The first ODI of the series deserves special mention. Chasing 263, India lost Shaw in the sixth over. The 24 balls he faced were his entire contribution in the ODI. Despite being hit on the helmet, he hit nine fours en route to his 43. He was named Player of the Match despite Shikhar Dhawan scoring twice as many runs and Ishan Kishan 59. On that tour, Shaw also played his only T20I till date.
He came, he Shaw, he conquered
The call-up to the India ODI side was largely based on Shaw’s staggering run at that winter’s Vijay Hazare Trophy. Not only did Shaw lead Mumbai to title triumph, but his 827 runs (at 165.40, strike rate 138) remain the most by anyone in a single edition of the tournament.
Back in 2018, Shaw had bulldozed his way through school (including a quintuple-hundred) and domestic cricket (seven hundreds in his first 12 first-class matches) to earn a Test cap, and had won a World Cup as captain of the India Under-19s.

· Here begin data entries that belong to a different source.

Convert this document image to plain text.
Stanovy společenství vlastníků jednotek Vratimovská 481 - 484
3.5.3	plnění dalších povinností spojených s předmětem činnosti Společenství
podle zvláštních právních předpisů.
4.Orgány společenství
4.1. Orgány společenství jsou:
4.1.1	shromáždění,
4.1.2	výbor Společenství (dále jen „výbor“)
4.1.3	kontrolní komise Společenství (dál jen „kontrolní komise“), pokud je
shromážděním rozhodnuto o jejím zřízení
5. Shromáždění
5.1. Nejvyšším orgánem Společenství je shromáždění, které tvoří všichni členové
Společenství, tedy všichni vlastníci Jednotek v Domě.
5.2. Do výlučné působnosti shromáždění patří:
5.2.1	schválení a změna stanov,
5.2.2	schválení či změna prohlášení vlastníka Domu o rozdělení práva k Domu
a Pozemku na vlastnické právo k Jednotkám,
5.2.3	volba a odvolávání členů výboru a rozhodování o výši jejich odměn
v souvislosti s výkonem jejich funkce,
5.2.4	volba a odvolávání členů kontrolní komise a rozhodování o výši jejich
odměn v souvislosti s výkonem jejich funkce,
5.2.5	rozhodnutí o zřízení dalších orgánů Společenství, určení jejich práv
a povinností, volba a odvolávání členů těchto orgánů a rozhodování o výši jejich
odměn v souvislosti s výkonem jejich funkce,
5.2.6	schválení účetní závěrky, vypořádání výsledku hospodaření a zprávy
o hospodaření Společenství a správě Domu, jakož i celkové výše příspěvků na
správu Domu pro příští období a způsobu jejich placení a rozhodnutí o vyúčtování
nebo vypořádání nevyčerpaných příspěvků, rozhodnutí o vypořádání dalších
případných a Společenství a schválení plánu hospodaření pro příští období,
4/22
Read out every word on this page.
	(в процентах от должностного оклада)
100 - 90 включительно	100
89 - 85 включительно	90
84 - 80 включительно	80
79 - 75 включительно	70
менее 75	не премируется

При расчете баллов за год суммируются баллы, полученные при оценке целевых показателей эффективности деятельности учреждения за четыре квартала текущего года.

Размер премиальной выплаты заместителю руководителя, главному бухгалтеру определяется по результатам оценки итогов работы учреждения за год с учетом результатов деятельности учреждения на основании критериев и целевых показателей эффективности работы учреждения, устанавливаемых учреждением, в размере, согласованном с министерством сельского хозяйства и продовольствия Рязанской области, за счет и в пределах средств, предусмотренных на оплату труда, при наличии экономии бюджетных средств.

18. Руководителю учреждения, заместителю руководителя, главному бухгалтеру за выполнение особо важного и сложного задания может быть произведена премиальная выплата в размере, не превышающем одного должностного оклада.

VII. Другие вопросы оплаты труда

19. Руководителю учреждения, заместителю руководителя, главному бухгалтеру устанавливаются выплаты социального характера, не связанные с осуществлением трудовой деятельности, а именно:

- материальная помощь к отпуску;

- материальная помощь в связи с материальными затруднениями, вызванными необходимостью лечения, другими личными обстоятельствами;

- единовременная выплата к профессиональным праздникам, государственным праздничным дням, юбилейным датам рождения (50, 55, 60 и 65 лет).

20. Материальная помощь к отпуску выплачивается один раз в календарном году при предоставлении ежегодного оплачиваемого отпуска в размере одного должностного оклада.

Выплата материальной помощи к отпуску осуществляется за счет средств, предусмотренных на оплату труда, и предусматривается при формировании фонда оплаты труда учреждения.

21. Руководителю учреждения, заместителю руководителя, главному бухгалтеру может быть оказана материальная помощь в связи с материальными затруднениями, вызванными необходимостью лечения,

But now, after facing failure (though not over a sustained period), harsh criticism, and steep competition, Shaw had little option but to return to the drawing boards.
An ‘emotionally lost’ Shaw turned to Pravin Amre, Ponting’s assistant at Delhi Capitals with an excellent track record of coaching Indian batters, from Ajinkya Rahane to Robin Uthappa. Having acknowledged that Shaw was ‘close to being tagged a failure,’ Amre and Rajinikanth Sivagnanam, the franchise’s strength and conditioning coach, laid down a five-day plan, designed mostly for white-ball cricket.
Video analysis revealed the indecision in footwork and the late response against short-pitched balls. The mornings were dedicated to fitness, the afternoons to skill training. The regime was rigorous. Shaw returned, leaner and fitter than before, his batting technique sorted.
The numbers
The runs flowed, not just in the Vijay Hazare Trophy but against some of the best: Shaw struck at 157 across the two editions of the IPL, in 2021 and 2022 – a steep rise from the 135 across 2019 and 2020.
But that is not all. A superior strike rate is often an outcome of high-risk batting, resulting in batters getting out more often. Shaw used to last 15 balls per dismissal across 2019 and 2020; that rose to 19 (higher than average share of balls in a seven-batter team) over the next two seasons.
His performances boosted his IPL strike rate to 147, roughly the same as his strike rate inside the powerplay. In fact, with a 500-ball cut-off, Shaw’s IPL powerplay strike rate is the highest in IPL history.
Shaw has not earned a national recall since the Sri Lanka tour, but that has had little to do with his performance. He toured South Africa with India A in end-2021, but that tour featured only first-class matches. By the time he returned home, Mumbai had been virtually knocked out of the Vijay Hazare Trophy.
Since the Sri Lanka tour, thus, Shaw’s 50-over outings have been restricted to two matches, against New Zealand in Chennai last month. India were set 220 in the second of these; Shaw blasted a 48-ball 77 and fell inside 17 overs. Across the Ranji and Duleep Trophies, Shaw slammed 670 runs at 51.54, striking at 86.
At the time of writing, Shaw’s List A numbers stand at 2,410 runs at 56.04. He has batted only 46 times, but among the cricketers to have batted 50 times, only seven have a better average – and they include Michael Bevan, Babar Azam, and Virat Kohli.
Of the batters who average in excess of 50, no one strikes at over a run a ball in the format. Of course, this is one of those ‘where available’ statistics, and the number for AB de Villiers is almost certainly higher than his ODI strike rate of 101.
That puts Shaw’s strike rate of 125, combined with his average of 56.04, into proper perspective. One can understand if the selectors have been circumspect about a second chance in Test cricket or ahead of the T20 World Cup.
But he has probably done enough to earn a comeback against South Africa, when India sent their best 15 away to Australia for the T20 World Cup.